45 Anos de Relações diplomáticas Brasil China: princípios comuns rumo à multipolaridade.

45 Anos de Relações Diplomáticas Brasil China
45 Anos de Relações Diplomáticas Brasil China
Elen de Paula Bueno, Gebrics USP
Elen de Paula Bueno, Gebrics USP

Em 45 anos de Relações Diplomáticas a China se tornou o maior parceiro comercial do Brasil

De uma modesta posição nas trocas comerciais, desde que estabeleceu relações diplomáticas em 1974, a China se tornou o maior parceiro comercial do Brasil e também passou a exercer um papel fundamental em termos de investimento estrangeiro direto no país.

Historicamente, as duas nações compartilham princípios comuns em suas relações internacionais e juntos – sobretudo por intermédio do BRICS (grupo formado por Brasil, Rússia, China, Índia e África do Sul), contribuem para o fortalecimento do multilateralismo e para a democratização das relações internacionais.

Desde sua fundação, em 1949, a República Popular da China pauta sua política externa na independência e na autonomia, com foco nos cinco princípios de coexistência pacífica: respeito mútuo; não agressão; não interferência nos assuntos internos; igualdade; e coexistência pacífica.

O Brasil, historicamente, apresenta uma visão multilateral das relações internacionais. Desde sua independência, o Brasil defende a solução pacífica de controvérsias, com especial atenção ao diálogo, à negociação e ao direito internacional. Desde a redemocratização, as relações internacionais do Brasil se baseiam no artigo 4º da Constituição Federal, que estabelece, entre seus princípios, a independência nacional; a igualdade entre os Estados, a solução pacífica dos conflitos; a cooperação e a autodeterminação dos povos.

Após o estabelecimento das relações diplomáticas entre Brasil e China, foi instituído, em 1988, o Programa CBERS (sigla em inglês para “Satélite de Recursos Terrestres Brasil-China”), para construção e lançamento de satélites. Assinado na ocasião da visita do presidente José Sarney à China, em 1988, o programa é considerado estratégico em matéria de parceria tecnológica entre países em desenvolvimento.

No início do século XXI, as relações econômicas e políticas entre Brasil e China se intensificaram. Desde 2009, a China é o principal parceiro comercial do Brasil e tem sido uma das principais fontes de investimento externo no País. De acordo com o Ministério das Relações Exteriores do Brasil, a corrente de comércio Brasil-China ampliou-se de forma marcante entre 2001 e 2018 – passando de US$ 3,2 bilhões para US$ 98,9 bilhões.

No campo das relações internacionais, Brasil e China, em consonância com os princípios historicamente defendidos, atuaram, nas últimas décadas, na defesa do multilateralismo e da democratização das relações internacionais.
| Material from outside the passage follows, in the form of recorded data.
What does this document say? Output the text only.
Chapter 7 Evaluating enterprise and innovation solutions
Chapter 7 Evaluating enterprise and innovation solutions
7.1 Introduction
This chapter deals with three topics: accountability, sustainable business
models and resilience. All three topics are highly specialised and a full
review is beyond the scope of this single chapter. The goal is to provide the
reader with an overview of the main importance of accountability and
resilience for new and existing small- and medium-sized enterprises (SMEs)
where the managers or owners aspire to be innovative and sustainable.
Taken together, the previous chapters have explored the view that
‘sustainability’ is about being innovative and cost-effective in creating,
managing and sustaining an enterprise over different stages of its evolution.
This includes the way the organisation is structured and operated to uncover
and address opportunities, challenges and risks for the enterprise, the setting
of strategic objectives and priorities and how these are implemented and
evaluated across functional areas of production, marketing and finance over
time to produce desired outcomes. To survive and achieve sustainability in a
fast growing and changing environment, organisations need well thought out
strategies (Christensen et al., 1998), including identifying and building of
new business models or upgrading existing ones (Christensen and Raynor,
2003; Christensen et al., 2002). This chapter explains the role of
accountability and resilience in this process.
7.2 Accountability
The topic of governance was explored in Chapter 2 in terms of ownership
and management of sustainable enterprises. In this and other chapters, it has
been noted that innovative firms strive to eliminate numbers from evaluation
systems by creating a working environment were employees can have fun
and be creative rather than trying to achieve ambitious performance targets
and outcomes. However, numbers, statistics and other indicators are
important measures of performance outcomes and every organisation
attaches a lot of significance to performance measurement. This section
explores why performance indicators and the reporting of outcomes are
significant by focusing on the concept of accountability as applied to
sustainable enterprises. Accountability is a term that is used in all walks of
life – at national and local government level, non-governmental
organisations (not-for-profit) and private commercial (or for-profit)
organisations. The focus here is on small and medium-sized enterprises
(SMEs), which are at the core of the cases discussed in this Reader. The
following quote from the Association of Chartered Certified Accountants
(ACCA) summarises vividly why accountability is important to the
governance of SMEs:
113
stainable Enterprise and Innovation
Com o advento do BRICS, uniram esforços com os demais membros do grupo de modo a fortalecer o multilateralismo, incluindo a democratização das relações internacionais como um princípio da cooperação Sul-Sul. Mediante uma articulação bem-sucedida, os países do BRICS lograram impulsionar as reformas do sistema de governança do Banco Mundial e do Fundo Monetário Internacional, garantindo um maior poder de voz aos países emergentes. Ademais, criaram o Novo Banco de Desenvolvimento, com sede em Xangai, voltado para a mobilização de recursos de projetos de infraestrutura e de desenvolvimento sustentável em países do BRICS e em outras economias emergentes e países em desenvolvimento, com vistas a suplementar os esforços correntes de instituições financeiras multilaterais e regionais de promoção do crescimento e do desenvolvimento internacionais.

No campo da coordenação multilateral, a atuação conjunta do Brasil e da China, especialmente no âmbito do BRICS, contribuem para uma ordem mundial multipolar mais democrática, baseada no império do direito internacional, na igualdade, no respeito mútuo, na cooperação, nas ações coordenadas e no processo decisório coletivo de todos os Estados, conferindo à Organização das Nações Unidas um papel central no tratamento dos desafios e das ameaças globais.

*Doutora em Direito Internacional pela Faculdade de Direito da USP e membro fundadora do Grupo de Estudos sobre os BRICS da Universidade de São Paulo (GEBRICS/USP).